A mother who witnessed her son’s first and last breaths explains how connecting with people online helped in her journey of care.
Debbie Wieck had worked as a nurse for close to two decades when her beloved son, Jacob, was diagnosed with sarcoma – “but nothing prepares you for caring for your child, who is only 20 years old and at the end stage of their life”, she says.
A heartbroken Debbie clearly remembers the moment doctors told them there was nothing more they could do to treat Jacob’s cancer – a rare type that occurs in the bones and soft tissues. “We sat in silence after the medical team had walked out of the room, stared at one another as mum and son and cried together.”
Jacob accepted the news “with the wisdom, strength, bravery and patience of a man much older than his 20 years”, says Debbie. “He was never one for needing to talk to specialised people about the way he was feeling. When he was asked if he wanted to talk to anyone, he’d always decline and say to me later, ‘We’re doing okay, aren’t we, Mum – just you and me?’
Although the close-knit mother and son made a good team, “I did seek out other people to talk to,” concedes Debbie, who cared at home for Jacob throughout his illness, including the final 37 days of his life. “I needed to connect to other parents who had dealt with similar situations and scenarios.”
As well as joining specific sarcoma groups on Facebook, she and Jacob read positive and inspiring stories of people getting cured and getting on with their lives. “Reading these posts gave us hope. It was when I was on my own that I would read the not-so-pleasant stories and begin friendships with parents online, comparing stories and asking for advice.”
Despite her nursing skills and the great support she had from family and friends, Debbie was “still so ill-prepared for seeing her beautiful brown-eyed boy struggling”. Talking to others, she says, helped her cope – right up until Jacob’s death at home, surrounded by those who had loved and cared for him.
“I still have connections online with some of these people today,” says Debbie. “Social media has helped pave the way for those harsh and true experiences of end-of-life stories to be spoken, heard and shared.”
Click here to read Debbie Wieck’s full story about caring for her son, Jacob. Learning about the lived experience of others who have ‘walked this path’ can help support people who are currently caring for a dying person, giving them a sense of what to expect and connecting them with key services.
LifeCircle’s digital platform
With 30 years’ experience in supporting people who are caring for someone through the last stages of life, LifeCircle Australia recognises that there is a gap in the human, social and emotional aspects at the end of life and an overall lack of support for those who are caring.

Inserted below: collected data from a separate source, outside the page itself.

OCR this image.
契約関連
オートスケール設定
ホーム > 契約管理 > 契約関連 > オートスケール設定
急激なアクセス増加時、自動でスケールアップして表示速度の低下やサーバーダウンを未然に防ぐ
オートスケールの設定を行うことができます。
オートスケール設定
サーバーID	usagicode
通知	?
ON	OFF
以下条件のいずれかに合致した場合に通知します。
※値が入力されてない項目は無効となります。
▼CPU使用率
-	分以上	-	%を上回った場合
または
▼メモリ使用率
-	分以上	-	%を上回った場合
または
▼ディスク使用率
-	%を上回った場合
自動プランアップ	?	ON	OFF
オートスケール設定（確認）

In response, LifeCircle has launched a digital platform that provides access to information that is typically hard to find and connects people to others who have a lived experience of caring for a dying person. It also enables those who are caring to have a support session with a LifeCircle guide – someone who can share the knowledge and wisdom they have gained through their own experience of caregiving. They can help prepare and support people, gently guiding them through some of the challenging situations they may face, and assist in accessing the information, tools and resources they might need.
LifeCircle’s aim is to help people caring for someone in the last stages of life be better prepared and supported, so they make might the right decisions for themselves, their families and the person they are caring for, allowing them to make the most of their time together.
For more information or to make a booking with a guide, visit LifeCircle.
Speak to a LifeCircle guide
“I hope that in meeting you, we can walk alongside you in the situation that you’re in and help you in your day-to-day work with the person you are caring for. Being able to talk together about it takes all the fear away.”
– BRIDGET McKERN, LifeCircle Guide
Bupa x LifeCircle partnership
Every day, thousands of Australians are encountering the last stages of life or caring for someone close to them who is – but people do not always experience the last stages of life in the way they would wish and those who are caring for them are often unprepared, unsupported and overwhelmed. Bupa and LifeCircle are trusted partners, working together to help give people more choice and control over their experience – ultimately, enabling them to make the most of their time together, particularly in the last 12-16 weeks of life.